News Guest Post: “Can’t We Just Write a Paper?” Digital Galleries and Archival Research for Undergraduates

Thomas Edge head and shoulders _Thomas Edge joined the Department of Ethnic Studies at Bowling Green State University as an instructor in 2011. Prior to that, he taught at Northwestern University, Trinity College (Connecticut), and Elms College. Dr. Edge is a proud graduate of the W.E.B. Du Bois Department of Afro-American Studies at the University of Massachusetts-Amherst, where he completed his doctorate in 2008. His published works include an examination of the racial politics and the 2008 presidential election, and a history of the NAACP in Charleston, West Virginia. _

Two years ago, inspired by the work of my colleague Jolie Shaffer with her graduate students, I decided to engage my undergraduate students in archival research projects using the Omeka system. These projects, involving students taking Introduction to Ethnic Studies and Introduction to African American Studies, combined traditional library research with the creation of online digital galleries to highlight their work and analysis.

For purposes of these projects, students were divided into groups of five to six members apiece, and assigned a research topic for the semester. During our first semester of work, I gave one broad topic to the entire class. Subsequently, I found it was helpful to the students to maintain one overall theme, then assign each group a specific subtopic. For example, students this year in Introduction to African American Studies focused on the contributions and perceptions of Black women. Within that topic, different groups were required to look at their political organizing before and after 1950, economics and employment, music and literature, film and television, and the Black family. This helped minimize overlap in the artifacts they chose and exposed them to a wider variety of library materials.

Indeed, these Omeka projects helped address one of the chief concerns I have with my undergraduate students today: their lack of knowledge of library resources. For too many students, the library is solely used as a computer lab or as a place to find reserve materials. Through these projects, we collaborated with the Browne Popular Culture Library, the Music Library & Sound Recordings Archives, Government Documents, and the Center for Archival Collections. Each group needed to identify six artifacts that reflected their topics; the Library staff digitized those artifacts for the students, who then used Omeka to create their own sites around the assigned theme.
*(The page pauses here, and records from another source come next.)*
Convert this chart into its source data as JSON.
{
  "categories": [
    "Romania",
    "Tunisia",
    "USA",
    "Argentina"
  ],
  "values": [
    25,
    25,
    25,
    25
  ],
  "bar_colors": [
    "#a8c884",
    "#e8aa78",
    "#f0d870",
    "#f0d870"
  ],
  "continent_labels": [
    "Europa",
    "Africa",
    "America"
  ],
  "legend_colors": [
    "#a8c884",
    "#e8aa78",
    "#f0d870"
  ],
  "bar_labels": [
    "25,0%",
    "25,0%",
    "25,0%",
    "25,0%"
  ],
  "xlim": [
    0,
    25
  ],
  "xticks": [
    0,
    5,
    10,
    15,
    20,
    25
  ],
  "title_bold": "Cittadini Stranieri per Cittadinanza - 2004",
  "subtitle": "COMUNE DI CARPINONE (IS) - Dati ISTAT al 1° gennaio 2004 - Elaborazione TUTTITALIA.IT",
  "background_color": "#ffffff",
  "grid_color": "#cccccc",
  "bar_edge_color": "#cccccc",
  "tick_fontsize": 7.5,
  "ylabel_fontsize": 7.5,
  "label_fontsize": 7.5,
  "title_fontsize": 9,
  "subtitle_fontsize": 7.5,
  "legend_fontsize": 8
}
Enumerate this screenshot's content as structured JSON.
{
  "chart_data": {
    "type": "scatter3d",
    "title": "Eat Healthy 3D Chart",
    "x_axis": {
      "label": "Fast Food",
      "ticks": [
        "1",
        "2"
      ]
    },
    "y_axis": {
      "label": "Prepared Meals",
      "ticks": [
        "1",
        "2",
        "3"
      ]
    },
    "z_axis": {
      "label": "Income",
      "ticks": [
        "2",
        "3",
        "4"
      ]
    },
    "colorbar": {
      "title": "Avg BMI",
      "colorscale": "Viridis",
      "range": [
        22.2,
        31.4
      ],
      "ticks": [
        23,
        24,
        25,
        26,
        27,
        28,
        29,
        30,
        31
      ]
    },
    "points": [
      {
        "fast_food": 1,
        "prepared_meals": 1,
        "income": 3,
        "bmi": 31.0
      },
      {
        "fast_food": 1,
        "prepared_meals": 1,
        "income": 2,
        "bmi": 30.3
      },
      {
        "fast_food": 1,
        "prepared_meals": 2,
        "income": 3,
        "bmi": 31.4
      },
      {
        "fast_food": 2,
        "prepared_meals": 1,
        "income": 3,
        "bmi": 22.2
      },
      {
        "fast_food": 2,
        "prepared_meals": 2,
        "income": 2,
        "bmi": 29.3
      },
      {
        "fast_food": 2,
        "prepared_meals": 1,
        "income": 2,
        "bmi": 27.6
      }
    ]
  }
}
Students were encouraged to engage a wide variety of materials in their research, including scrapbooks, pamphlets, songs, sheet music, postcards, Census reports, television shows, advertisements, and comic books. They were not just required to find something that was connected to their theme, however. Groups also had to offer analysis of material culture. Here, I found it important to take some time and work with them on media literacy. With our students so inundated by social media, we sometimes assume a degree of media literacy that is often lacking. They are aware of how to find and consume media, but not always of how to analyze it. Working with students around themes of race and ethnicity, then, we set aside class time to discuss how to “read race” in different types of artifacts. It was important to emphasize that students could look for both positive and negative depictions of a particular group. While they were often able to look at a racist image and intelligently discuss what made it racist, at times they needed to be pushed further in analyzing positive imagery, including images that groups created themselves to challenge dominant discourses about perceptions of their identities.

When students first learned about the project at the beginning of the semester, many were intimidated by the idea of creating their own digital gallery. The Omeka system helped alleviate some of these fears. With help from our talented Library staff, the students received excellent training in how to use the program and regular support throughout the semester. In the end, the two biggest challenges had nothing to do with the technology. First, students needed to learn how to conduct real archival research, in which the topic is fairly open-ended and there is not one “right” artifact to find. Second, deadlines were a key. We now have a set schedule in which they are introduced to some of the materials they can use for the project; given basic training in using the Omeka system; assigned a hard deadline for requesting artifacts to be digitized; and returning to the library for a refresher course on Omeka. This leaves the students more than enough time to collaborate on their galleries, while also giving the library faculty and staff a chance to digitize the requested materials.

I have been quite pleased so far with the results from my undergraduates. As with any assignment, of course, there is a wide range of outcomes. The best work showed a desire to delve deeper with their analysis, from a comparative approach to Black women’s music that linked artists across different generations, to examinations of photography in the Black Panther Party newspaper that included a breakdown of gender roles and the use of color. My proudest moments, however, came from those students who were able to use these skills again in other classes, including classes they took with me. For every student who asked, “Can’t we just write a paper,” I have had many more who thanked me for challenging them and for giving them a real say in the content of their own work.

Introductory-level classes can do far more than cover the basics of the field; they can also imbue our students with technological and research skills that carry over into all of their future studies.